Normal Pulled pod/httpbin-76fcc48b8-bskwx Successfully pulled image in 573ms
Normal Started pod/httpbin-76fcc48b8-bskwx Started container httpbin
Pod killed. New pod up in under a second. Service recovered. The Deployment's replica set did exactly what it's supposed to do.
Verify:
$ kubectl run curl-test2 --rm -it --restart=Never --image=busybox \
-- wget -qO- http://httpbin.httpbin.svc.cluster.local/status/200
200 OK. Clean.
$ kubectl delete podchaos kill-httpbin -n chaos-mesh
podchaos.chaos-mesh.org "kill-httpbin" deleted
Experiment complete. It was anticlimactic in the best possible way.
The Numbers
Resource comparison:
| What | Pods | CPU (idle) | Memory |
|---|---|---|---|
| Litmus | 4 (+ MongoDB StatefulSet) | ~168m | ~448Mi |
| Chaos Mesh | 5 (1 controller + 4 daemons) | ~9m | ~61Mi |
That's a 95% reduction in CPU and 86% reduction in memory. And Chaos Mesh actually did something within 5 minutes of being deployed, which is more than Litmus managed in 91 days. To be fair, that's on me. But also, if using a tool requires fighting MongoDB's ARM64 issues just to get started, maybe the tool is the problem.
What's Next
The chaos-daemons are currently restricted to Pi 5 nodes. For PodChaos experiments (pod-kill, pod-failure), that doesn't matter — the controller handles those via the Kubernetes API. But for the interesting stuff — network latency injection, I/O faults, kernel chaos — the daemon needs to be on the same node as the target. I'll expand the node selector when I start running those experiments.

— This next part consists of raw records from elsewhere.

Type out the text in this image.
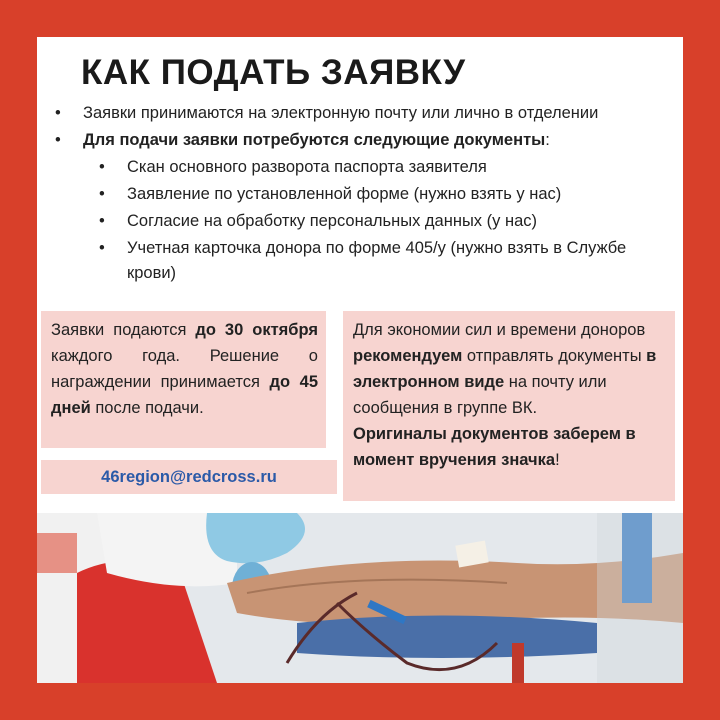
КАК ПОДАТЬ ЗАЯВКУ
• Заявки принимаются на электронную почту или лично в отделении
• Для подачи заявки потребуются следующие документы:
• Скан основного разворота паспорта заявителя
• Заявление по установленной форме (нужно взять у нас)
• Согласие на обработку персональных данных (у нас)
• Учетная карточка донора по форме 405/у (нужно взять в Службе крови)
Заявки подаются до 30 октября каждого года. Решение о награждении принимается до 45 дней после подачи.
46region@redcross.ru
Для экономии сил и времени доноров рекомендуем отправлять документы в электронном виде на почту или сообщения в группе ВК.
Оригиналы документов заберем в момент вручения значка!
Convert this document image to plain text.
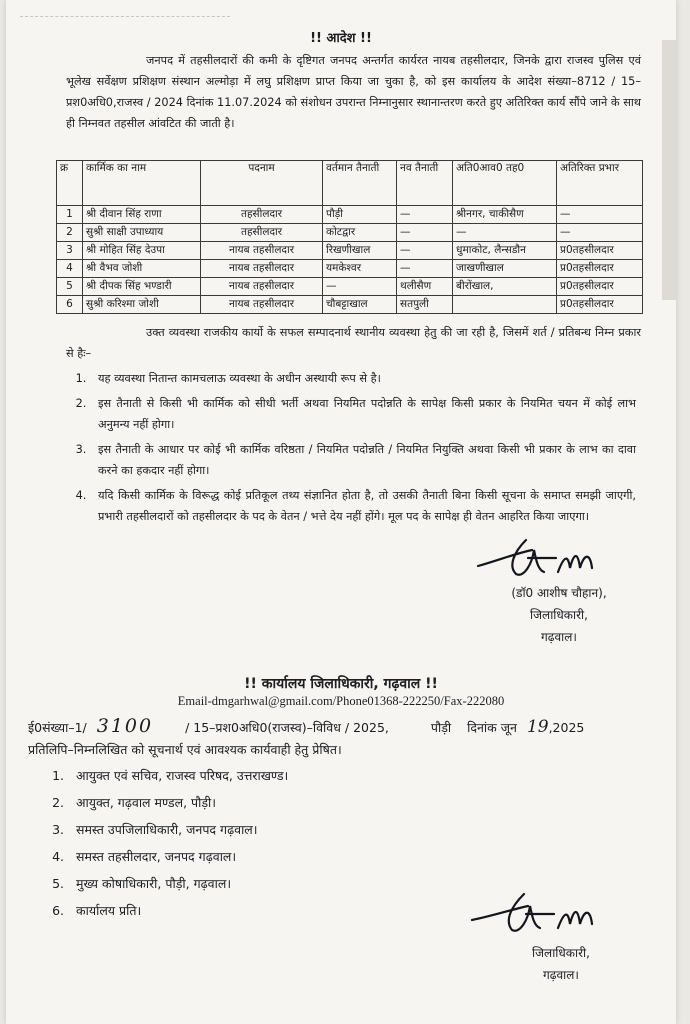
!! आदेश !!

जनपद में तहसीलदारों की कमी के दृष्टिगत जनपद अन्तर्गत कार्यरत नायब तहसीलदार, जिनके द्वारा राजस्व पुलिस एवं भूलेख सर्वेक्षण प्रशिक्षण संस्थान अल्मोड़ा में लघु प्रशिक्षण प्राप्त किया जा चुका है, को इस कार्यालय के आदेश संख्या–8712 / 15–प्रश0अधि0,राजस्व / 2024 दिनांक 11.07.2024 को संशोधन उपरान्त निम्नानुसार स्थानान्तरण करते हुए अतिरिक्त कार्य सौंपे जाने के साथ ही निम्नवत तहसील आंवटित की जाती है।

क्र	कार्मिक का नाम	पदनाम	वर्तमान तैनाती	नव तैनाती	अति0आव0 तह0	अतिरिक्त प्रभार
1	श्री दीवान सिंह राणा	तहसीलदार	पौड़ी	—	श्रीनगर, चाकीसैण	—
2	सुश्री साक्षी उपाध्याय	तहसीलदार	कोटद्वार	—	—	—
3	श्री मोहित सिंह देउपा	नायब तहसीलदार	रिखणीखाल	—	धुमाकोट, लैन्सडौन	प्र0तहसीलदार
4	श्री वैभव जोशी	नायब तहसीलदार	यमकेश्वर	—	जाखणीखाल	प्र0तहसीलदार
5	श्री दीपक सिंह भण्डारी	नायब तहसीलदार	—	थलीसैण	बीरोंखाल,	प्र0तहसीलदार
6	सुश्री करिश्मा जोशी	नायब तहसीलदार	चौबट्टाखाल	सतपुली		प्र0तहसीलदार

उक्त व्यवस्था राजकीय कार्यो के सफल सम्पादनार्थ स्थानीय व्यवस्था हेतु की जा रही है, जिसमें शर्त / प्रतिबन्ध निम्न प्रकार से हैः–

1. यह व्यवस्था नितान्त कामचलाऊ व्यवस्था के अधीन अस्थायी रूप से है।
2. इस तैनाती से किसी भी कार्मिक को सीधी भर्ती अथवा नियमित पदोन्नति के सापेक्ष किसी प्रकार के नियमित चयन में कोई लाभ अनुमन्य नहीं होगा।
3. इस तैनाती के आधार पर कोई भी कार्मिक वरिष्ठता / नियमित पदोन्नति / नियमित नियुक्ति अथवा किसी भी प्रकार के लाभ का दावा करने का हकदार नहीं होगा।
4. यदि किसी कार्मिक के विरूद्ध कोई प्रतिकूल तथ्य संज्ञानित होता है, तो उसकी तैनाती बिना किसी सूचना के समाप्त समझी जाएगी, प्रभारी तहसीलदारों को तहसीलदार के पद के वेतन / भत्ते देय नहीं होंगे। मूल पद के सापेक्ष ही वेतन आहरित किया जाएगा।
(डॉ0 आशीष चौहान),
जिलाधिकारी,
गढ़वाल।
!! कार्यालय जिलाधिकारी, गढ़वाल !!
Email-dmgarhwal@gmail.com/Phone01368-222250/Fax-222080
ई0संख्या–1/ 3100	/ 15–प्रश0अधि0(राजस्व)–विविध / 2025,	पौड़ी दिनांक जून 19,2025
प्रतिलिपि–निम्नलिखित को सूचनार्थ एवं आवश्यक कार्यवाही हेतु प्रेषित।
1. आयुक्त एवं सचिव, राजस्व परिषद, उत्तराखण्ड।
2. आयुक्त, गढ़वाल मण्डल, पौड़ी।
3. समस्त उपजिलाधिकारी, जनपद गढ़वाल।
4. समस्त तहसीलदार, जनपद गढ़वाल।
5. मुख्य कोषाधिकारी, पौड़ी, गढ़वाल।
6. कार्यालय प्रति।
जिलाधिकारी,
गढ़वाल।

The 23 CRDs are sitting there ready:
PodChaos— kill, failure, container killNetworkChaos— latency, loss, corruption, partition, bandwidthIOChaos— latency, fault, attribute override for filesystem operationsStressChaos— CPU and memory stressHTTPChaos— HTTP request/response manipulationTimeChaos— clock skewKernelChaos— kernel fault injection
The plan is to build out a library of experiments in the gitops repo and run them as part of a regular chaos engineering practice. Scheduled experiments via Schedule CRDs, targeted at specific services during non-peak hours (not that there are peak hours on a homelab, but establishing good habits).
But first I have to make something worth breaking. The httpbin kill was satisfying in a primal way, but it's not exactly testing system resilience. That comes next.